I grew up in Aliquippa, Pennsylvania, a steel town located on the west bank of the Ohio River, 20 miles north of Pittsburgh. My family was in the builders supply, automobile, and banking businesses, but everything in our town focused on the steel industry, specifically the Aliquippa Works of the Jones and Laughlin Steel Corporation. The whole town of 27,000 people had grown up as a boom town in the first quarter of the 20th Century as the Aliquippa Works had expanded along the river, eventually reaching an extension of over three miles. My great uncle Paul Miller Moore had gone to work for B.F. Jones after graduating from Muskingum College, and in 1908 was sent to Aliquippa, then Woodlawn, to prepare the ground for the building of a the giant steel mill. In 1912 my uncle left J&L and founded P.M.Moore Builders Supplies, located on a leased piece of land within the mill, and for the next 75 years our family fortunes rose and fell in direct relationship with J & L and the steel industry in the US. Most of the adults I knew as I grew up in the 1940’s and 1950’s were steel men, from works managers to metallurgists to fathers of friends who worked on the blast furnaces and the open hearths. The steel industry has always fascinated me.
In 1977 when I was on the international business faculty of New York University I conducted a personal interview survey with executives and financiers of the nascent steel industry in Brazil. The U.S. industry was already in the process of radical restructuring and workforce reduction by this time, but the Brazilian industry was in full growth mode. New companies were being founded, and there was great optimism. One of the less prominent companies in the Brazilian industry at that time was owned by the Gerdau family, based in Rio Grande do Sul in the far south of Brazil. This family had started the company as a producer of nails in the early 1900’s. It had continued steady growth throughout the century, adopting a focused strategy of servicing the regional markets for “long” products and nails produced in the mini-mill electric furnace/continuous casting processes implemented so effectively by Nucor in the United States.
When the privatization of state industries occurred in Brazil in the late 1980’s Gerdau stepped up the plate and successfully bid in several steel company auctions, with the largest acquisition being the takeover of Acominas, a large basic steel producer located in the heart of the iron triangle of Minas Gerais. By the late 1990’s Gerdau had become a major player in the Brazilian industry, and a leader in the trend toward the multinational expansion of Brazilian and Latin American firms. A Harvard Business School case was written on the company, and I published my own case study on the company in 2004. In my view the success of the company was based on inspired leadership, constant focus on training at all levels of the company, a corporate culture based on constant improvement in quality in all aspects of company operations, and a focus on specific market niches.

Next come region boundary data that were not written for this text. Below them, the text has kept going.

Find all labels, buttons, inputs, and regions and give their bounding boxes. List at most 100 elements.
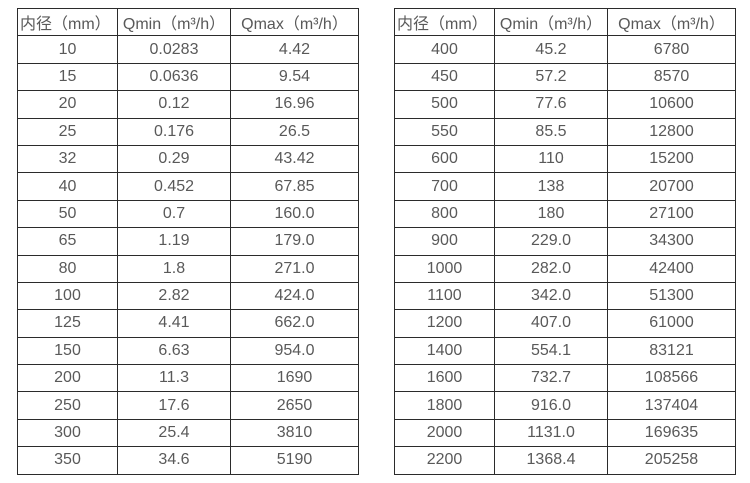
cell-qmax: 160.0	[230, 199, 359, 229]
cell-qmax: 34300	[607, 227, 736, 256]
cell-qmin: 17.6	[117, 391, 231, 420]
table-row: 2000 1131.0 169635	[394, 418, 736, 448]
table-row: 50 0.7 160.0	[17, 199, 359, 229]
cell-diameter: 200	[17, 364, 118, 393]
cell-qmax: 108566	[607, 364, 736, 393]
table-row: 32 0.29 43.42	[17, 144, 359, 174]
cell-diameter: 10	[17, 35, 118, 64]
cell-qmax: 271.0	[230, 254, 359, 283]
cell-diameter: 32	[17, 144, 118, 174]
table-row: 150 6.63 954.0	[17, 336, 359, 366]
cell-diameter: 2000	[394, 418, 495, 448]
cell-qmin: 0.176	[117, 117, 231, 146]
table-row: 600 110 15200	[394, 144, 736, 174]
cell-qmin: 0.0283	[117, 35, 231, 64]
cell-qmax: 51300	[607, 281, 736, 311]
column-header-qmin: Qmin（m³/h）	[117, 7, 231, 37]
cell-qmax: 179.0	[230, 227, 359, 256]
cell-diameter: 450	[394, 62, 495, 92]
cell-qmax: 2650	[230, 391, 359, 420]
table-row: 800 180 27100	[394, 199, 736, 229]
cell-qmin: 0.0636	[117, 62, 231, 92]
cell-diameter: 800	[394, 199, 495, 229]
table-row: 1200 407.0 61000	[394, 309, 736, 338]
cell-qmin: 732.7	[494, 364, 608, 393]
table-row: 700 138 20700	[394, 172, 736, 201]
cell-diameter: 1100	[394, 281, 495, 311]
cell-qmax: 4.42	[230, 35, 359, 64]
cell-qmin: 0.7	[117, 199, 231, 229]
cell-diameter: 65	[17, 227, 118, 256]
table-row: 1800 916.0 137404	[394, 391, 736, 420]
cell-diameter: 1600	[394, 364, 495, 393]
cell-qmin: 282.0	[494, 254, 608, 283]
cell-qmax: 6780	[607, 35, 736, 64]
cell-diameter: 350	[17, 446, 118, 475]
column-header-diameter: 内径（mm）	[394, 7, 495, 37]
cell-diameter: 1400	[394, 336, 495, 366]
cell-qmin: 77.6	[494, 90, 608, 119]
cell-qmin: 25.4	[117, 418, 231, 448]
cell-qmax: 20700	[607, 172, 736, 201]
cell-diameter: 1200	[394, 309, 495, 338]
table-row: 2200 1368.4 205258	[394, 446, 736, 475]
cell-qmin: 2.82	[117, 281, 231, 311]
cell-qmin: 1.8	[117, 254, 231, 283]
cell-diameter: 80	[17, 254, 118, 283]
cell-qmax: 83121	[607, 336, 736, 366]
cell-diameter: 2200	[394, 446, 495, 475]
cell-diameter: 50	[17, 199, 118, 229]
table-row: 1400 554.1 83121	[394, 336, 736, 366]
cell-qmax: 12800	[607, 117, 736, 146]
cell-qmin: 45.2	[494, 35, 608, 64]
cell-qmax: 5190	[230, 446, 359, 475]
cell-qmax: 16.96	[230, 90, 359, 119]
table-row: 15 0.0636 9.54	[17, 62, 359, 92]
cell-qmin: 138	[494, 172, 608, 201]
cell-qmin: 180	[494, 199, 608, 229]
cell-diameter: 700	[394, 172, 495, 201]
cell-qmin: 34.6	[117, 446, 231, 475]
cell-qmin: 85.5	[494, 117, 608, 146]
cell-qmax: 424.0	[230, 281, 359, 311]
cell-diameter: 600	[394, 144, 495, 174]
table-row: 65 1.19 179.0	[17, 227, 359, 256]
cell-diameter: 900	[394, 227, 495, 256]
cell-diameter: 15	[17, 62, 118, 92]
column-header-diameter: 内径（mm）	[17, 7, 118, 37]
cell-qmin: 342.0	[494, 281, 608, 311]
cell-diameter: 550	[394, 117, 495, 146]
table-row: 250 17.6 2650	[17, 391, 359, 420]
table-row: 80 1.8 271.0	[17, 254, 359, 283]
cell-diameter: 40	[17, 172, 118, 201]
cell-qmax: 9.54	[230, 62, 359, 92]
table-row: 550 85.5 12800	[394, 117, 736, 146]
cell-qmax: 10600	[607, 90, 736, 119]
cell-qmin: 554.1	[494, 336, 608, 366]
column-header-qmax: Qmax（m³/h）	[607, 7, 736, 37]
cell-diameter: 150	[17, 336, 118, 366]
cell-qmin: 1368.4	[494, 446, 608, 475]
cell-qmax: 43.42	[230, 144, 359, 174]
cell-qmin: 110	[494, 144, 608, 174]
cell-qmax: 137404	[607, 391, 736, 420]
table-row: 200 11.3 1690	[17, 364, 359, 393]
cell-diameter: 1000	[394, 254, 495, 283]
cell-diameter: 500	[394, 90, 495, 119]
flow-spec-table-left: 内径（mm） Qmin（m³/h） Qmax（m³/h） 10 0.0283 4.42 15…	[17, 7, 359, 475]
table-row: 900 229.0 34300	[394, 227, 736, 256]
cell-qmax: 954.0	[230, 336, 359, 366]
cell-diameter: 300	[17, 418, 118, 448]
table-row: 300 25.4 3810	[17, 418, 359, 448]
table-row: 40 0.452 67.85	[17, 172, 359, 201]
cell-qmin: 407.0	[494, 309, 608, 338]
cell-diameter: 125	[17, 309, 118, 338]
cell-qmin: 229.0	[494, 227, 608, 256]
cell-qmax: 662.0	[230, 309, 359, 338]
table-row: 25 0.176 26.5	[17, 117, 359, 146]
table-row: 1600 732.7 108566	[394, 364, 736, 393]
cell-qmax: 169635	[607, 418, 736, 448]
cell-diameter: 250	[17, 391, 118, 420]
table-row: 20 0.12 16.96	[17, 90, 359, 119]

Gerdau has become one of the top 15 steel companies in the World, with operations in Brazil, the U.S., Canada, Chile, Argentina, Mexico, Peru, Venezuela, and now Spain. This is truly an impressive corporate performance spanning more than 100 years.
There are always uncertainties on the horizon for any organization. One of the big ones for Gerdau is the changeover taking place to a new generation of managers. Another is whether the company will successfully remain independent in the fast changing context of the global steel industry. The industry still has a relatively low level of global concentration in comparison with almost all other industries, even as major mergers and acquisitions follow each other with high frequency. The takeover of the world’s largest steel company by family controlled Ispat Industries in 2006 is one of the most dramatic developments illustrating the trend of concentration. One can only speculate as to the future of Gerdau in the face of this trend.
Returning to the beginning of this essay, what has been the fate of J & L Steel’s Aliquippa Work’s in the town of my childhood? The company itself became a part of LTV in the 1980’s, merged with the former Republic Steel. The 1990’s found the company in bankruptcy, and liquidation followed in the early 21st Century. Some of the assets were purchased at bargain basement prices to be a part of the newly formed International Steel Industries, and are now operating again. The Aliquippa Works were not resurrected. Today Aliquippa is a community of 6,000 people, and most of the giant works along the Ohio has been dismantled, with some of it shipped to China according to local lore, and the rest sold for scrap metal. The riverbank once again has a natural beauty after its interlude as a fiery industrial crucible.
I wonder if the same fate will some day befall any of the communities in South and North America which today host the operations of Gerdau Steel.